Thursday, June 22, 2023

Persons adapt to systems until such time as they choose not to, and then the systems fall apart

From When Rome's system falls apart: the repersonalisation by Michael G. Heller.

In the Rome introductions I proposed some plausible claims about the society of ancient Rome. In contrast to most other historical societies Rome’s governance was organisationally differentiated by categories of participation. Participation operated as a system of structured interactions in the absence of any single power centre. System interactions were organised through relationships between the power zones of senate, magistrates, and assemblies. The operative system interactions were individualistic and diffusively clientelistic.
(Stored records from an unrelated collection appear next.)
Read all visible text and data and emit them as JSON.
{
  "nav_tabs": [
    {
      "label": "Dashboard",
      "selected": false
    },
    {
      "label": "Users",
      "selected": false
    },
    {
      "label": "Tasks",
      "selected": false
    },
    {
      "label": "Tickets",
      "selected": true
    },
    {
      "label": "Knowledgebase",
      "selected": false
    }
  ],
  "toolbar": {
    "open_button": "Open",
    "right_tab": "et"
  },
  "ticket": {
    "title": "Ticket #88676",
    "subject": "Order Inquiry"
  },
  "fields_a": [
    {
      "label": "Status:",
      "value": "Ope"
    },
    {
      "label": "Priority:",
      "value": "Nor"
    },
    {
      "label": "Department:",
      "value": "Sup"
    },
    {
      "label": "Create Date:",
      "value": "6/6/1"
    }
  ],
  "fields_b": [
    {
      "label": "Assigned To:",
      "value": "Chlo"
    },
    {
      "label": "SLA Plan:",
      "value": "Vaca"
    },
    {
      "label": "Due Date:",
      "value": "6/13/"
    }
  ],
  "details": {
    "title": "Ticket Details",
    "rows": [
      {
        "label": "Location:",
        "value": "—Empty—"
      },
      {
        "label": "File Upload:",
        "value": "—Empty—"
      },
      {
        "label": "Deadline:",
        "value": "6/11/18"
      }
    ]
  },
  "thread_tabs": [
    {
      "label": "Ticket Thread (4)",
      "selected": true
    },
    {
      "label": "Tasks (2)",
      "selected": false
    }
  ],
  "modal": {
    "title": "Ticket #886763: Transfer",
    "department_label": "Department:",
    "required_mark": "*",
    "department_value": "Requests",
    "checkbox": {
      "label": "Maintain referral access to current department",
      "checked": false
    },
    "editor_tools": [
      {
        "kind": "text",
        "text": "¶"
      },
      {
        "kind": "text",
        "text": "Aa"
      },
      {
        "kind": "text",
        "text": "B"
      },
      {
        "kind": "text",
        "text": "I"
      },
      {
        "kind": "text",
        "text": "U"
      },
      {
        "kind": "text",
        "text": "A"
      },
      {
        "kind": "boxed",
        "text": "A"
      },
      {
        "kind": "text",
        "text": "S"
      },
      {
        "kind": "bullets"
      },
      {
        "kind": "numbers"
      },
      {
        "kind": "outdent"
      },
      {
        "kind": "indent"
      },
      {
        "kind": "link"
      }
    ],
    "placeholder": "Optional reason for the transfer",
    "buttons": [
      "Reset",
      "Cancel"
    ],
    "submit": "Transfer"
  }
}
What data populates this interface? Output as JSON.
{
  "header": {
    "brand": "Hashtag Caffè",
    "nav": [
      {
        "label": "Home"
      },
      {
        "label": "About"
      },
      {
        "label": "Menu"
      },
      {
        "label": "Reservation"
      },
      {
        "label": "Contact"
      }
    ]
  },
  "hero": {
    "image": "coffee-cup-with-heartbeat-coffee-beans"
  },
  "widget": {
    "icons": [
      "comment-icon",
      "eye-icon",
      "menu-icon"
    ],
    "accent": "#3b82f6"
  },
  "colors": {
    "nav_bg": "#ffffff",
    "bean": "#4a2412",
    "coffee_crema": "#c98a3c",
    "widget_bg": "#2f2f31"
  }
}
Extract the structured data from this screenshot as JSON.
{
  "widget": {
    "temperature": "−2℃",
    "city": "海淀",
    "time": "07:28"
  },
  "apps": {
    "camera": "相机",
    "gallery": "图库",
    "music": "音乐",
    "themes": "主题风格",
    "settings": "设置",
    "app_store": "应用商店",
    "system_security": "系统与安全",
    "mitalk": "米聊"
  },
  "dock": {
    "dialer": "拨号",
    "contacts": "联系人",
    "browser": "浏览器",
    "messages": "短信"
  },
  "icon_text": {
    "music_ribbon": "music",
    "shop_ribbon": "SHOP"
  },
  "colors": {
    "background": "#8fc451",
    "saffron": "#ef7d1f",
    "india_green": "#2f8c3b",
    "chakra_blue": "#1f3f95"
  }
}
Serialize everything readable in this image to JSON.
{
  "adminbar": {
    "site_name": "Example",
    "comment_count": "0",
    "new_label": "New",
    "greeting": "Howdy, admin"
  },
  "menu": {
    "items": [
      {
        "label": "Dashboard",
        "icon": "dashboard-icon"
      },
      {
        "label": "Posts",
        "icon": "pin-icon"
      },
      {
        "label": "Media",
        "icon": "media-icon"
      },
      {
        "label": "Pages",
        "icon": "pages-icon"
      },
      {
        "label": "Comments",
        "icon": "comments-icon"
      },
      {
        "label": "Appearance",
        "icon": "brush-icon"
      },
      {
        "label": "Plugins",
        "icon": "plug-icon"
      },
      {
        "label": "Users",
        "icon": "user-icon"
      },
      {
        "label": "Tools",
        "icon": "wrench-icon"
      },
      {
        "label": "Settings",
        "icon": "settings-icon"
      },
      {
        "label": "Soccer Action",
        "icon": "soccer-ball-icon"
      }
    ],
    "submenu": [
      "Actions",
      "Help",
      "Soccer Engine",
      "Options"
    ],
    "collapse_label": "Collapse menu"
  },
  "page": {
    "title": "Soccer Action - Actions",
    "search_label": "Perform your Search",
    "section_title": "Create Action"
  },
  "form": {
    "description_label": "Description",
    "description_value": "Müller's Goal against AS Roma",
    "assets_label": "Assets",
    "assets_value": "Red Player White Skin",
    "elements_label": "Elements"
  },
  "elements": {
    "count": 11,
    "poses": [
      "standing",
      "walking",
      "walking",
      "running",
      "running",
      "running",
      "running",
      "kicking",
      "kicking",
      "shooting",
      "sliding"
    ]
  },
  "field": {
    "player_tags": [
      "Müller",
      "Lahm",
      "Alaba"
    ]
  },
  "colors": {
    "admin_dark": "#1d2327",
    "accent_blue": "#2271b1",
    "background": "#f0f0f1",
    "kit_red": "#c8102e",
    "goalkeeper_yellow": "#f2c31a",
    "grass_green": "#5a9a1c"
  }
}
Systems are inherently impersonal. As explained in my theoretical introductions, whole governance systems, which are rare, are always programmed as instructions to give preference to an impersonal rule over a discretionary choice. In practical terms, systems operate regardless of personal preferences and personal discretion. Rather, persons adapt to systems until such time as they choose not to, and then the systems fall apart. Patron-client exchanges, which are highly particularistic and personalised in operational terms, can, in the impersonal aggregate, be a long-lasting generalised system of interactions based on known or intuited rules about how one must conduct personal relationships. Sharing as they might the same programming code (a binary choice when an immutable need to preserve society takes precedence over immediate individual need) individualistic-clientelistic systems can work in tandem with systems of organisations. This is what we find in Rome where both intra-elite and aristocratic-plebeian clientelist relations coordinated decision making about shared and core governance issues affecting relations between the subsystems (i.e. the competing zones of organisational power) constituted as perpetual participation mechanisms.